CGC Adeniyi Urges Senior Officers to Reinforce Internal Discipline at 2025 Customs Conference

The Comptroller-General of the Nigeria Customs Service (NCS), Adewale Adeniyi, has charged senior officers to urgently address internal lapses that continue to impede the Service’s operational efficiency.
He delivered the message at the opening of the 2025 Comptroller-General of Customs’ Conference, which commenced on Thursday, 20 November 2025, in Abuja.
Held at the Congress Hall of the Transcorp Hilton Hotel, the annual conference gathered senior management, policy strategists and operational leaders of the Service to review institutional performance and chart a renewed pathway for improved efficiency. This year’s conference was themed: “Building Future Partnerships: Lessons from the Customs-PACT Conference.”
Declaring the event open, CGC Adeniyi said the Service must replicate the discipline, coordination and strategic clarity that enabled its successful hosting of the recent Customs Partnership for African Cooperation in Trade (C-PACT) Summit.
The summit, which ended only a day earlier, brought together customs chiefs, private-sector partners and regional blocs from across the African continent.
According to him, the time has come for officers to “turn the mirror inward” and interrogate the structural, cultural and administrative deficiencies that undermine the organisation’s ability to deliver optimally.

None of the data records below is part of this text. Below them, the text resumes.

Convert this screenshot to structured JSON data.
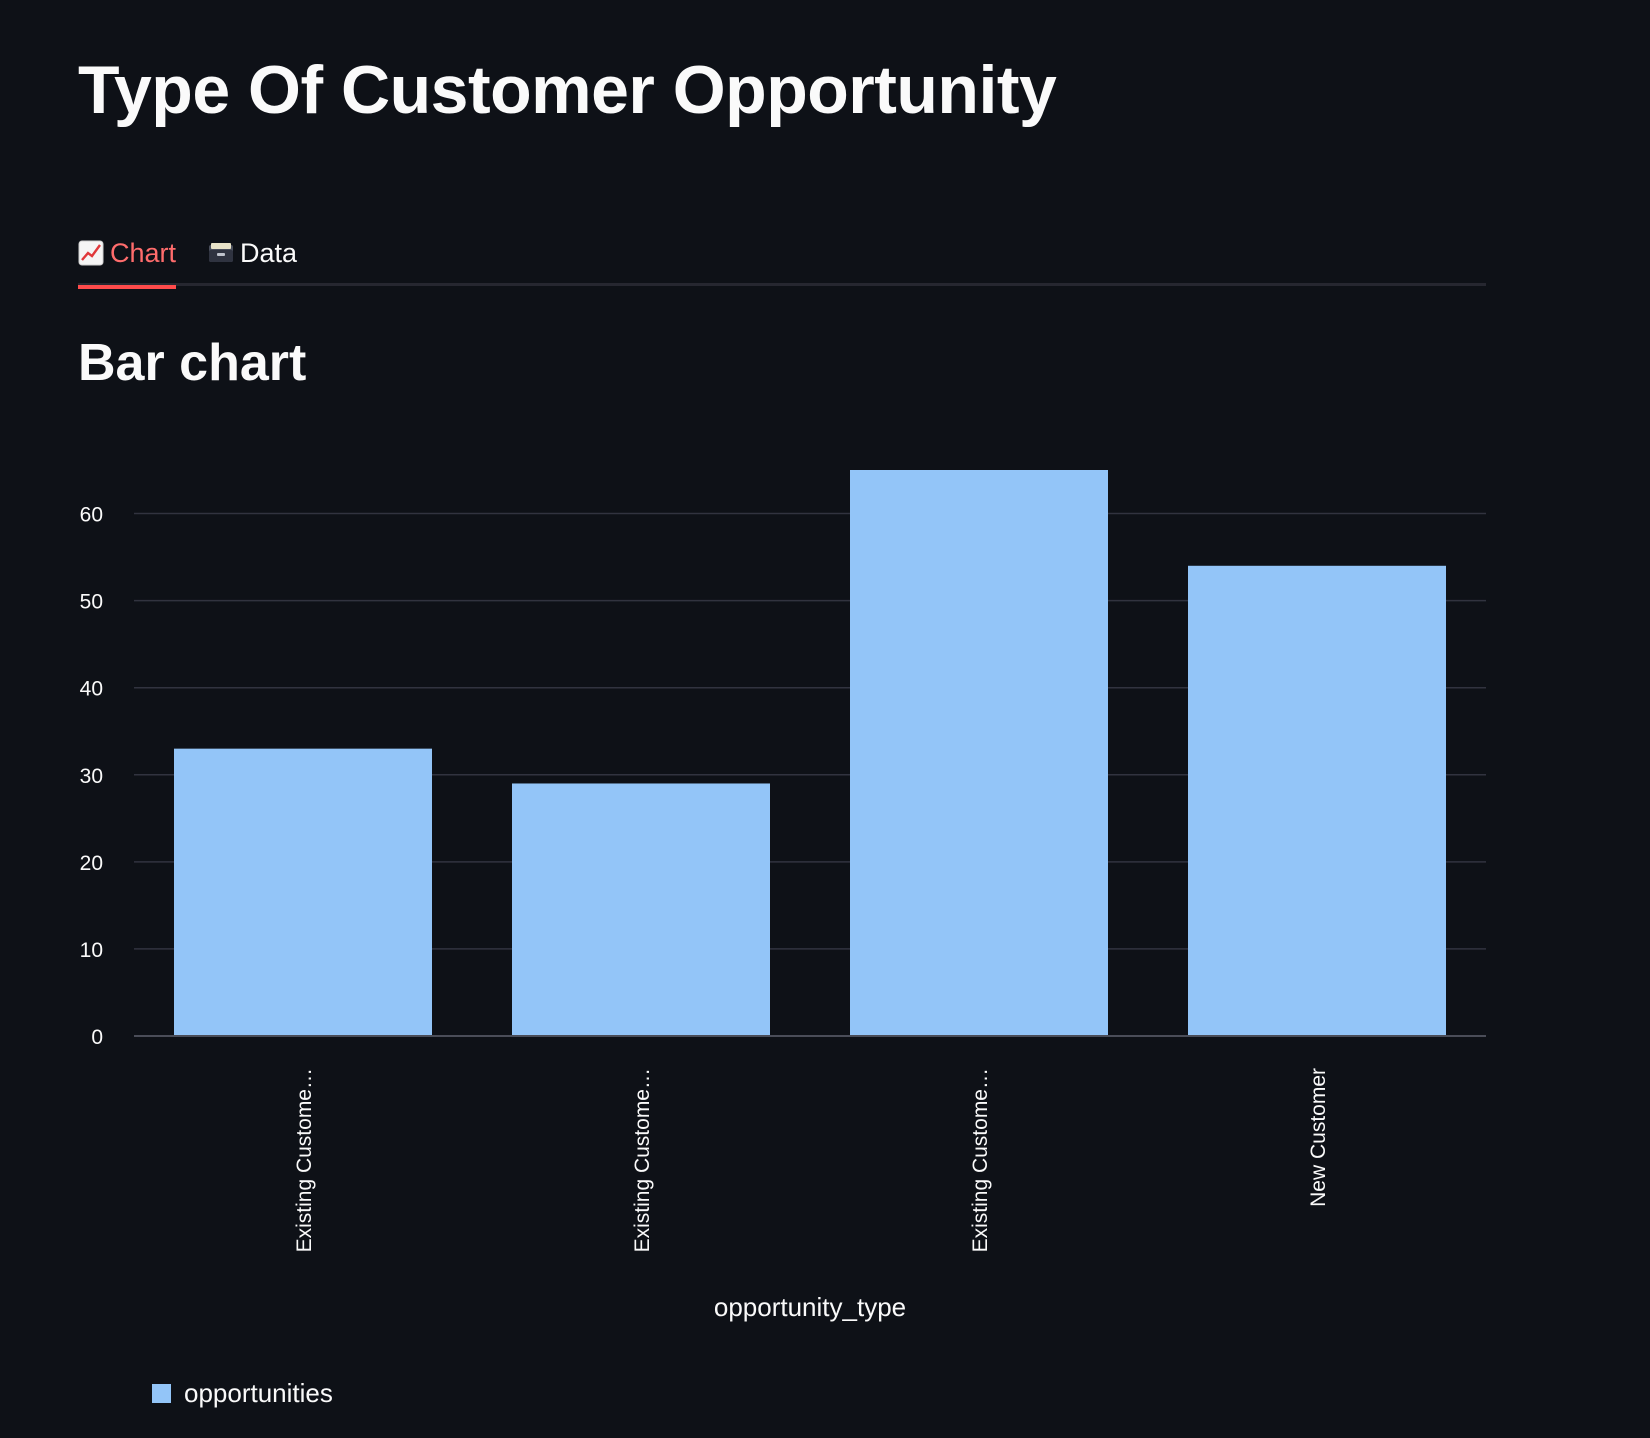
{
  "page": {
    "title": "Type Of Customer Opportunity",
    "section_title": "Bar chart"
  },
  "tabs": [
    {
      "label": "Chart",
      "icon": "chart-increasing-icon",
      "active": true
    },
    {
      "label": "Data",
      "icon": "card-file-box-icon",
      "active": false
    }
  ],
  "colors": {
    "background": "#0e1117",
    "accent": "#ff4b4b",
    "bar": "#93c5f8",
    "grid": "#31333f",
    "text": "#fafafa"
  },
  "chart_data": {
    "type": "bar",
    "categories": [
      "Existing Custome…",
      "Existing Custome…",
      "Existing Custome…",
      "New Customer"
    ],
    "series": [
      {
        "name": "opportunities",
        "values": [
          33,
          29,
          65,
          54
        ]
      }
    ],
    "xlabel": "opportunity_type",
    "ylabel": "",
    "ylim": [
      0,
      65
    ],
    "yticks": [
      0,
      10,
      20,
      30,
      40,
      50,
      60
    ],
    "grid": true,
    "legend": "bottom-left"
  }
}
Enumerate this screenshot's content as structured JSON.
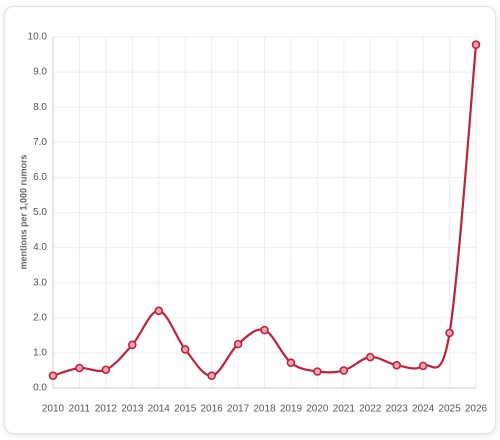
{
  "chart_data": {
    "type": "line",
    "y_label": "mentions per 1,000 rumors",
    "categories": [
      "2010",
      "2011",
      "2012",
      "2013",
      "2014",
      "2015",
      "2016",
      "2017",
      "2018",
      "2019",
      "2020",
      "2021",
      "2022",
      "2023",
      "2024",
      "2025",
      "2026"
    ],
    "series": [
      {
        "name": "mentions",
        "color": "#c0223b",
        "values": [
          0.35,
          0.57,
          0.52,
          1.23,
          2.2,
          1.1,
          0.35,
          1.25,
          1.65,
          0.72,
          0.47,
          0.5,
          0.88,
          0.65,
          0.63,
          1.57,
          9.78
        ]
      }
    ],
    "ylim": [
      0,
      10
    ],
    "yticks": [
      {
        "value": 0,
        "label": "0.0"
      },
      {
        "value": 1,
        "label": "1.0"
      },
      {
        "value": 2,
        "label": "2.0"
      },
      {
        "value": 3,
        "label": "3.0"
      },
      {
        "value": 4,
        "label": "4.0"
      },
      {
        "value": 5,
        "label": "5.0"
      },
      {
        "value": 6,
        "label": "6.0"
      },
      {
        "value": 7,
        "label": "7.0"
      },
      {
        "value": 8,
        "label": "8.0"
      },
      {
        "value": 9,
        "label": "9.0"
      },
      {
        "value": 10,
        "label": "10.0"
      }
    ],
    "grid": true
  }
}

“You can’t sustain external credibility without internal integrity. Turn the mirror inward and force honest discussions about what is working, what is failing and what must change,” he cautioned.
Adeniyi stressed that the lessons gleaned from the C-PACT Summit must not end with the event itself. He explained that the conference’s theme was intentionally chosen to ensure that the founding principles behind the summit’s success – including disciplined execution, unified messaging, interdepartmental coordination and strategic problem-solving – are integrated into the NCS’s long-term operational culture.

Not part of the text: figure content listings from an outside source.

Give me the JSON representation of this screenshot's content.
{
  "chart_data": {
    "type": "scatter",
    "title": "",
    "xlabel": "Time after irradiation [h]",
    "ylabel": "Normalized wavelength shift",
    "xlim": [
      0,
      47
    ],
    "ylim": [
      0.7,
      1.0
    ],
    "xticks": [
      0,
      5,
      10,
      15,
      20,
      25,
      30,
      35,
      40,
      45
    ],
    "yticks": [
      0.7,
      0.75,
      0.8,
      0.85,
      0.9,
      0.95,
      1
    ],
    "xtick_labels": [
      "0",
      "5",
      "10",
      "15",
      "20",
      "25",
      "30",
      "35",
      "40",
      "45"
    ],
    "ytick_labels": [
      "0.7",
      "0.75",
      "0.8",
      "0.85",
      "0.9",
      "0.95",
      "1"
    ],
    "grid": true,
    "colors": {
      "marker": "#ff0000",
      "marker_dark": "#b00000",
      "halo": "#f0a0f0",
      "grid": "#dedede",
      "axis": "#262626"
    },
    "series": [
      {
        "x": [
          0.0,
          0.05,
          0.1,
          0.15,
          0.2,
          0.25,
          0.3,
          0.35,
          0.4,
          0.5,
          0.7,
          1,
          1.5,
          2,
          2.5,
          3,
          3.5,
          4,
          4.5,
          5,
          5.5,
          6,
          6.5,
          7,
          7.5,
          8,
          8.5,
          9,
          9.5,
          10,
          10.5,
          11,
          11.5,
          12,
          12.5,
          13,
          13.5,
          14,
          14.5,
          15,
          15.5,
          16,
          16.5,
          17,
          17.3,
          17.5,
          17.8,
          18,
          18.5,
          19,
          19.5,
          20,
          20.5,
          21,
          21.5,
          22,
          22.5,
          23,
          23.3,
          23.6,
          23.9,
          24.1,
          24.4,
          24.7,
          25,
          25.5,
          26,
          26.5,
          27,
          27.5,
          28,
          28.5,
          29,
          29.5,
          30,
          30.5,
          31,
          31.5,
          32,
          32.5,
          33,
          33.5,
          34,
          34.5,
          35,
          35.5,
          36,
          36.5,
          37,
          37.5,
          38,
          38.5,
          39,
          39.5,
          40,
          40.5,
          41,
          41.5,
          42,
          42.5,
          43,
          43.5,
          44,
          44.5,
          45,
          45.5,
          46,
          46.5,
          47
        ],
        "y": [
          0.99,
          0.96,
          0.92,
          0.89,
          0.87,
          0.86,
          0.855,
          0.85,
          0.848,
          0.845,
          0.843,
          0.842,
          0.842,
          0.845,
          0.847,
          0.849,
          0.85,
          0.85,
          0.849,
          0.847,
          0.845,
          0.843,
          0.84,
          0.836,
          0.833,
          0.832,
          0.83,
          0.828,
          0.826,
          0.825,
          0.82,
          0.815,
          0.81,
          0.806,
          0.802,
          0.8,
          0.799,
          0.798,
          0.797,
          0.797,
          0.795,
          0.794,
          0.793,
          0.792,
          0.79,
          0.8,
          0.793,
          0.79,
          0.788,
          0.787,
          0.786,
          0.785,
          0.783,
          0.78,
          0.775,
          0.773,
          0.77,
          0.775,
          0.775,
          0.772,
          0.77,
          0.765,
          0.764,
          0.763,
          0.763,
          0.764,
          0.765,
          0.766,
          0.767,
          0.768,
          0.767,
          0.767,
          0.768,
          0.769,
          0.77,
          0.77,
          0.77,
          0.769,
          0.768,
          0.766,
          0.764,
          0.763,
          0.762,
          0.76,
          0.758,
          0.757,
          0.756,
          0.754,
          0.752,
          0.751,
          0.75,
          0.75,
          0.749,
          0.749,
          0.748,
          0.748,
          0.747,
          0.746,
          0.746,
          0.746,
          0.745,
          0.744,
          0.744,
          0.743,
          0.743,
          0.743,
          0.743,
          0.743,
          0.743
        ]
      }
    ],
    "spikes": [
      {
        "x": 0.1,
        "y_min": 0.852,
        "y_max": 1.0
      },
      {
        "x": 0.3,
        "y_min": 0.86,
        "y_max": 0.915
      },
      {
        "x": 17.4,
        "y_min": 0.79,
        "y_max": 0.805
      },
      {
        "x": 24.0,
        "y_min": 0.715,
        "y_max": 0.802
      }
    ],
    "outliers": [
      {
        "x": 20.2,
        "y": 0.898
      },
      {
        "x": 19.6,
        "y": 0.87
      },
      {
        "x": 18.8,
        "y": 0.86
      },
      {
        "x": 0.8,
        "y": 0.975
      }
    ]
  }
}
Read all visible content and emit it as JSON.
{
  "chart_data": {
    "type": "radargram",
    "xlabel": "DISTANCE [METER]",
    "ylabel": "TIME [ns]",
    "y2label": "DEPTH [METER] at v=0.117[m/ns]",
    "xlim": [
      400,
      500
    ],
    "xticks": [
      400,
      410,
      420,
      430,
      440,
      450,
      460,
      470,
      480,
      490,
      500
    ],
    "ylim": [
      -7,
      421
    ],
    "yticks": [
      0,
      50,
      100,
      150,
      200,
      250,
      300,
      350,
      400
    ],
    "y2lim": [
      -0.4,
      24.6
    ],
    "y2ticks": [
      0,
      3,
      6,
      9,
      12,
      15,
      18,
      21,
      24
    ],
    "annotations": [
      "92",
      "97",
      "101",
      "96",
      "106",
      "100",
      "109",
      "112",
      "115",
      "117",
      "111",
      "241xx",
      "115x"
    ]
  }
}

He recalled that in the build-up to the C-PACT Summit, the Service held weekly coordination meetings for 16 straight weeks, demonstrating an unprecedented level of synergy.
Messages were aligned with the African Continental Free Trade Area (AfCFTA) framework, conflicts were resolved promptly, and the entire team stayed united, guided by the principle that “failure was not an option with the world watching.”

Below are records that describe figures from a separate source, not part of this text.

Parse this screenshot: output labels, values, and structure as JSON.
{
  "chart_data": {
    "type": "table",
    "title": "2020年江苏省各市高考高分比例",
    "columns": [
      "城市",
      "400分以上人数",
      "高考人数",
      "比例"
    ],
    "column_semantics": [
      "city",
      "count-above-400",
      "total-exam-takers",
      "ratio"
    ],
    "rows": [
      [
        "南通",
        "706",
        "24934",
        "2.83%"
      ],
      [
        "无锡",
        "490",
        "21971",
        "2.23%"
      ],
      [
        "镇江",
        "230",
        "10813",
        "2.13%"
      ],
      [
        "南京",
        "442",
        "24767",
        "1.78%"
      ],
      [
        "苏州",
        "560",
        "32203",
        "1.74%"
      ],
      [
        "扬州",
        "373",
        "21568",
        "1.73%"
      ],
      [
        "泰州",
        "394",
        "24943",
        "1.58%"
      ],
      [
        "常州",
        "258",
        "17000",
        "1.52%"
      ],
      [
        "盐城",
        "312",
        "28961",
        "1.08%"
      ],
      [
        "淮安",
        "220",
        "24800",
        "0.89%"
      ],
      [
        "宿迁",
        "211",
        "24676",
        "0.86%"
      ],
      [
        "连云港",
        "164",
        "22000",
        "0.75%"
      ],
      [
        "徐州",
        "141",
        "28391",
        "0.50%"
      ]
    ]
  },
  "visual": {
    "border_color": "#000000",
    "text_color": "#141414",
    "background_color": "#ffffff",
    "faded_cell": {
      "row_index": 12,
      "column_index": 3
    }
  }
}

The Comptroller-General revealed that the two-day conference will feature panel sessions, in-depth presentations and open conversations designed to encourage intellectual honesty. He emphasised that the forum is structured to ensure that “ideas matter more than rank,” reinforcing his call for a culture where officers at all levels feel empowered to contribute to institutional reform.
Adeniyi urged participants to approach the conference with candour and commitment, stating that the future of the NCS depends on its ability to remain internally disciplined while fostering stronger partnerships across borders.
The conference continues with sessions aimed at strengthening service delivery, modernising operations and deepening cooperation within and beyond the Customs Service.